Question 171:
You work as a machine learning specialist for a hedge fund firm. Your traders trade in highly volatile securities and derivatives. In real-time, their trading activity must be monitored for an anomalous activity to keep the firm from entering into potentially very large high-risk transactions that could jeopardize the firm’s valuation and collateral obligations with the Securities and Exchange Commission (SEC). Which of the following options best describes your optimal machine learning solution to this problem?
Answer options:
A.Use Kinesis Data Streams to gather the trading, valuation, and collateral data from your investment management systems, source the data from Kinesis Data Streams toKinesis Data Analytics, use SQL to transform the data and write it to S3, use the SageMaker Random Cut Forest built-in algorithm to detect anomalous trading activity. B.Use Kinesis Data Firehose to gather the trading, valuation, and collateral data from your investment management systems, source the data from Kinesis Data Firehose toKinesis Data Analytics, use SQL to transform the data and write it to S3, use the SageMaker k-means built-in algorithm to detect anomalous trading activity.
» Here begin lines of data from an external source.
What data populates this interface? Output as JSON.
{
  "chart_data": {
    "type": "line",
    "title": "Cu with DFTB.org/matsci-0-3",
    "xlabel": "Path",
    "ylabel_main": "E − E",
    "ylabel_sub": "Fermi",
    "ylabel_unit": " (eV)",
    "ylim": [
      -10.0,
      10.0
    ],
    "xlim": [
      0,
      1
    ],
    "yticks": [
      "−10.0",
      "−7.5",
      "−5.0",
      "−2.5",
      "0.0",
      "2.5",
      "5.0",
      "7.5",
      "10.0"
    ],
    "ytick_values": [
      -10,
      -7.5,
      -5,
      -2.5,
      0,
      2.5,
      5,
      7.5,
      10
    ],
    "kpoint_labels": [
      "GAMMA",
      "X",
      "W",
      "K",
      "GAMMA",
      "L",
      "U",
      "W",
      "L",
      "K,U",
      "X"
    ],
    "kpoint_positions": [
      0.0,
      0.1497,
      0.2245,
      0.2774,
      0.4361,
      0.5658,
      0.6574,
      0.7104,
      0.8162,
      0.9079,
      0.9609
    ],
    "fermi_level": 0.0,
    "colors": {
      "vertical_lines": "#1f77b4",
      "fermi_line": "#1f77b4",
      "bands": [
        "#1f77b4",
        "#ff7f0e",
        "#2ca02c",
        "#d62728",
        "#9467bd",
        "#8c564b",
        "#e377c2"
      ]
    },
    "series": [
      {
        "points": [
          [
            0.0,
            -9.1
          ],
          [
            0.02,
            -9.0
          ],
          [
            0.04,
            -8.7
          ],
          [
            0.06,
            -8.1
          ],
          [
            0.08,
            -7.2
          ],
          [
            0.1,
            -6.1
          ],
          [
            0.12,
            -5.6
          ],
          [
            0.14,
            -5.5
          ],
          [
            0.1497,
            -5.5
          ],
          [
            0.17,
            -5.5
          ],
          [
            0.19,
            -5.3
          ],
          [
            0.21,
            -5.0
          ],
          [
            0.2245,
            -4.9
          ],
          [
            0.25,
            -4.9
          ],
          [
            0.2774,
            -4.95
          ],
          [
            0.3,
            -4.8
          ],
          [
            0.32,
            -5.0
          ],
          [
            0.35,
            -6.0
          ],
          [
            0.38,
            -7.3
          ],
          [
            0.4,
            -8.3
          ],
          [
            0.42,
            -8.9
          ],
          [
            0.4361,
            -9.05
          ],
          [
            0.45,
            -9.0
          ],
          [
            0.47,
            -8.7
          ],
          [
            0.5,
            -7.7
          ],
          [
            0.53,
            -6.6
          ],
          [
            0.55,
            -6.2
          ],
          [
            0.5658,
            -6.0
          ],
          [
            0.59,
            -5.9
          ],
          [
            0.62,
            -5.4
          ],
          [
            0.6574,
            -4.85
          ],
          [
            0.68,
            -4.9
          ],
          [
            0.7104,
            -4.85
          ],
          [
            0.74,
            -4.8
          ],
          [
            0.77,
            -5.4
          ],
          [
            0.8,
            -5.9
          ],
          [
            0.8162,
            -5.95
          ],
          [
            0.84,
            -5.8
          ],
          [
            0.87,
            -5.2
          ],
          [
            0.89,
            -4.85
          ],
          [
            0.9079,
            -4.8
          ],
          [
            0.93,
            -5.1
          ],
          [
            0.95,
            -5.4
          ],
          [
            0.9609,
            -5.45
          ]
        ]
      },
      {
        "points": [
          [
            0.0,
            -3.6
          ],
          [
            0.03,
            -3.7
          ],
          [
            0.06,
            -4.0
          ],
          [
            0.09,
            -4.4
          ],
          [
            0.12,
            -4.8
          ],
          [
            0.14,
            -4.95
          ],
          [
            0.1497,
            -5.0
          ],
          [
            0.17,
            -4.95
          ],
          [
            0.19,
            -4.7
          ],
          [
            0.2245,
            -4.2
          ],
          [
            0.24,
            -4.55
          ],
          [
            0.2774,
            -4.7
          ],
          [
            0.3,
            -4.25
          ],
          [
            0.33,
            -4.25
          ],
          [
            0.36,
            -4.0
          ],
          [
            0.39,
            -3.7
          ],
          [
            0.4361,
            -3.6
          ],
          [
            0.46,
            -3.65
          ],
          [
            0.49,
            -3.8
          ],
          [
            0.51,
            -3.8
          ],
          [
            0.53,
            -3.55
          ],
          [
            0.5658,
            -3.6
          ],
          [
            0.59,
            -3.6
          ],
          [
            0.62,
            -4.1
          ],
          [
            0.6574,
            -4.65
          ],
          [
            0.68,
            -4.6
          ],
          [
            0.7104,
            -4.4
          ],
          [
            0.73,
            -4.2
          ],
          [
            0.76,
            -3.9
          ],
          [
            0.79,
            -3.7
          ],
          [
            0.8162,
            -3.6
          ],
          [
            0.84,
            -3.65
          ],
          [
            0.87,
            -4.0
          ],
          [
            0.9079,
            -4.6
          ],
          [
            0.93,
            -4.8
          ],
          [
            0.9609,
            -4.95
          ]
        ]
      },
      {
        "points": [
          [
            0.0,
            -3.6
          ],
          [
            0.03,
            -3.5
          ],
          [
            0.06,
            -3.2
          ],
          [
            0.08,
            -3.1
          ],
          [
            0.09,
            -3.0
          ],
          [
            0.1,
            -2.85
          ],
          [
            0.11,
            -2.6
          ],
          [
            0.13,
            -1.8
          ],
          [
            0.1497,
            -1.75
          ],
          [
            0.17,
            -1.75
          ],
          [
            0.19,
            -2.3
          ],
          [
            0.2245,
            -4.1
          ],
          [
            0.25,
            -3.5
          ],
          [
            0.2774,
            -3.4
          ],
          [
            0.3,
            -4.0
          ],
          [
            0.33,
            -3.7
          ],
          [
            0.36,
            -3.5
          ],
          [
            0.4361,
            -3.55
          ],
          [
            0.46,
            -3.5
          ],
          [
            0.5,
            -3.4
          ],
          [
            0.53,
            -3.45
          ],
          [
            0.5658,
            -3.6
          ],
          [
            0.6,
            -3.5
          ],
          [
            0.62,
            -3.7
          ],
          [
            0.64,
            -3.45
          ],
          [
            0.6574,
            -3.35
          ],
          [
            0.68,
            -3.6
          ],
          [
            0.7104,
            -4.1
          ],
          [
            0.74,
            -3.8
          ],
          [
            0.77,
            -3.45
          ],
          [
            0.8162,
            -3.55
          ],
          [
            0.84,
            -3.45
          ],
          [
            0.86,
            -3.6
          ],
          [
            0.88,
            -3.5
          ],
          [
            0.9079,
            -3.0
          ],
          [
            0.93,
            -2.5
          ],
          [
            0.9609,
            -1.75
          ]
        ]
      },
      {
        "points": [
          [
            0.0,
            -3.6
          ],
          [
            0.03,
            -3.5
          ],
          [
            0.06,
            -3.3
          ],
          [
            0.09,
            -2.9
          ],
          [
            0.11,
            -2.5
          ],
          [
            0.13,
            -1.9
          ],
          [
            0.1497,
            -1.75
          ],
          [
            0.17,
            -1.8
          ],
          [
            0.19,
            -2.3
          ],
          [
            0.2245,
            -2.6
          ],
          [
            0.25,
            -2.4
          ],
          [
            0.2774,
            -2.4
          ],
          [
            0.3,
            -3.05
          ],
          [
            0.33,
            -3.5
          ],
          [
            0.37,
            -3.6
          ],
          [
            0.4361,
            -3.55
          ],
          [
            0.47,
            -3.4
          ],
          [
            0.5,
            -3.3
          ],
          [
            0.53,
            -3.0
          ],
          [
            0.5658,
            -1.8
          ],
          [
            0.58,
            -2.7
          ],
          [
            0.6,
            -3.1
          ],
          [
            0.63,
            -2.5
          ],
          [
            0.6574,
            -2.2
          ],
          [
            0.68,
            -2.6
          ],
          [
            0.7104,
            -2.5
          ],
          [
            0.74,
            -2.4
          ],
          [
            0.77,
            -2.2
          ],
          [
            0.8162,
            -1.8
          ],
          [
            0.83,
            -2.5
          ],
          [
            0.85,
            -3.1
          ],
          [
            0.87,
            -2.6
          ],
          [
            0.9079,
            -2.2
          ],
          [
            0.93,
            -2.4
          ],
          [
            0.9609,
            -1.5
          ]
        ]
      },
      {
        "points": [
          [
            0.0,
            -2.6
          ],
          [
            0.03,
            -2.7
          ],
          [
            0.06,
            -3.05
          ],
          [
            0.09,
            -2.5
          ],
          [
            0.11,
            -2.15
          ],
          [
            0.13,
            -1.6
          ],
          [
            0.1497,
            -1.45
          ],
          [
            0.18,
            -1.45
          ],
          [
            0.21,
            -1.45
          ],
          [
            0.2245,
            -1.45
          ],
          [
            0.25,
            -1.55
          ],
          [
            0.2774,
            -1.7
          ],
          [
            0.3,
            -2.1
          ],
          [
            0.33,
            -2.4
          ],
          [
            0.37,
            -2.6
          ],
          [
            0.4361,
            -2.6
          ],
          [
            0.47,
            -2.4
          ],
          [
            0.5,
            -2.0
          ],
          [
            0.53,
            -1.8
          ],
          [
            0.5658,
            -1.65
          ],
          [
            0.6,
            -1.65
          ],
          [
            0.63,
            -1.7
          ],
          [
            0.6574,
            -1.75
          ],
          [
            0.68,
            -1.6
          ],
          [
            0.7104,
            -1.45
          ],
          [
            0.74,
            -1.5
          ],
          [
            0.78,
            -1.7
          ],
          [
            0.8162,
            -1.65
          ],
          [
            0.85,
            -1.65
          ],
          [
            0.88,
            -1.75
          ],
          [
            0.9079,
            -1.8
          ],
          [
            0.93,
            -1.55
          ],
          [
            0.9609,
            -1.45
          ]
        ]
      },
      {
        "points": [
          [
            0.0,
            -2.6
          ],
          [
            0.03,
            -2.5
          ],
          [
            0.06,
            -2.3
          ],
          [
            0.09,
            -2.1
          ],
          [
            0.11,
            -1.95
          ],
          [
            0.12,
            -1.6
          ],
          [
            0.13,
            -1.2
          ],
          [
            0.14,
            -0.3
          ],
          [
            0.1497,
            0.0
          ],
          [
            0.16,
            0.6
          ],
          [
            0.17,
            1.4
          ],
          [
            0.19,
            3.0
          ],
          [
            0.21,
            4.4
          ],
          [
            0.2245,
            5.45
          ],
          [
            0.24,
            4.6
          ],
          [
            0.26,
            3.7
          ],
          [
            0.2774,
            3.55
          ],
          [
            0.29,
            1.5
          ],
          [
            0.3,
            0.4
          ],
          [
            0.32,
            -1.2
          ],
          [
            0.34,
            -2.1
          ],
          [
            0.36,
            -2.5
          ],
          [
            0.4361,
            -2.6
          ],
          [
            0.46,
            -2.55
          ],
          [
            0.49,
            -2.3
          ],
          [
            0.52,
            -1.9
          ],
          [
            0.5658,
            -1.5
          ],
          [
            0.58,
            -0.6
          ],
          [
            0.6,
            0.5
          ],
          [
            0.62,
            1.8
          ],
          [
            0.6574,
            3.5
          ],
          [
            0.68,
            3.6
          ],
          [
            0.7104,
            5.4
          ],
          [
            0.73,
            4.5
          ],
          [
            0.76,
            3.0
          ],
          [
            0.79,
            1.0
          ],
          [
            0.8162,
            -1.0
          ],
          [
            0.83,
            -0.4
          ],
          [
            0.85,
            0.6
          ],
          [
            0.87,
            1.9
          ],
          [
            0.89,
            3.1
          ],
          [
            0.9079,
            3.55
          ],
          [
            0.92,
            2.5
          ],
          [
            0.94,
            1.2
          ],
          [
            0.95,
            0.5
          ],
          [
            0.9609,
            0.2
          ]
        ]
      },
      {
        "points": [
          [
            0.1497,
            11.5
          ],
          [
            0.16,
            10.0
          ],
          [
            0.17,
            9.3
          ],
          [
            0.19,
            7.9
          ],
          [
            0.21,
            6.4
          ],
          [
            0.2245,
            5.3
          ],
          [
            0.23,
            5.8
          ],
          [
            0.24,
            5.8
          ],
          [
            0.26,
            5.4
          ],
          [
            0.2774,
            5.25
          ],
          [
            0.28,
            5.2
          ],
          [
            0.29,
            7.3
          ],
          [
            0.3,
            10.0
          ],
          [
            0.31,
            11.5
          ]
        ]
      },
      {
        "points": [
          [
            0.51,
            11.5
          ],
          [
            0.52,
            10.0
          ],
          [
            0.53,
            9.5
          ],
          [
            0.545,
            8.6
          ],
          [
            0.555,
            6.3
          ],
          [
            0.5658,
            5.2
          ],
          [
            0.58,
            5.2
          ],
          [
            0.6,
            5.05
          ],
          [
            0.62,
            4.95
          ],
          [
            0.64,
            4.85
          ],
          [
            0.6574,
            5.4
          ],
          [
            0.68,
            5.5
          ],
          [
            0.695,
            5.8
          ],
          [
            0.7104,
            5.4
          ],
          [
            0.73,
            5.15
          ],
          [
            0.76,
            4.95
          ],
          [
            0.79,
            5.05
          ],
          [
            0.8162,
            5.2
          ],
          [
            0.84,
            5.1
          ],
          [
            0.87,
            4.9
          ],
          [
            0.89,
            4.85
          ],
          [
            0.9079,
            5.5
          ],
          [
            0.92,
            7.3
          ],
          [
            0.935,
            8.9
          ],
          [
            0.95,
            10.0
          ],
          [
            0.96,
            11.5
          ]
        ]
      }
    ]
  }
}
C.Use Kinesis Data Streams to gather the trading, valuation, and collateral data from your investment management systems, source the data from Kinesis Data Streams toKinesis Data Analytics, use Apache Flink to transform the data and write it to S3, use the SageMaker Random Cut Forest built-in algorithm to detect anomalous trading activity. D.Use a Glue ETL job to gather the trading, valuation, and collateral data from your investment management systems. Have the Glue ETL job transform the data and write it to S3, use the SageMaker Random Cut Forest built-in algorithm to detect anomalous trading activity.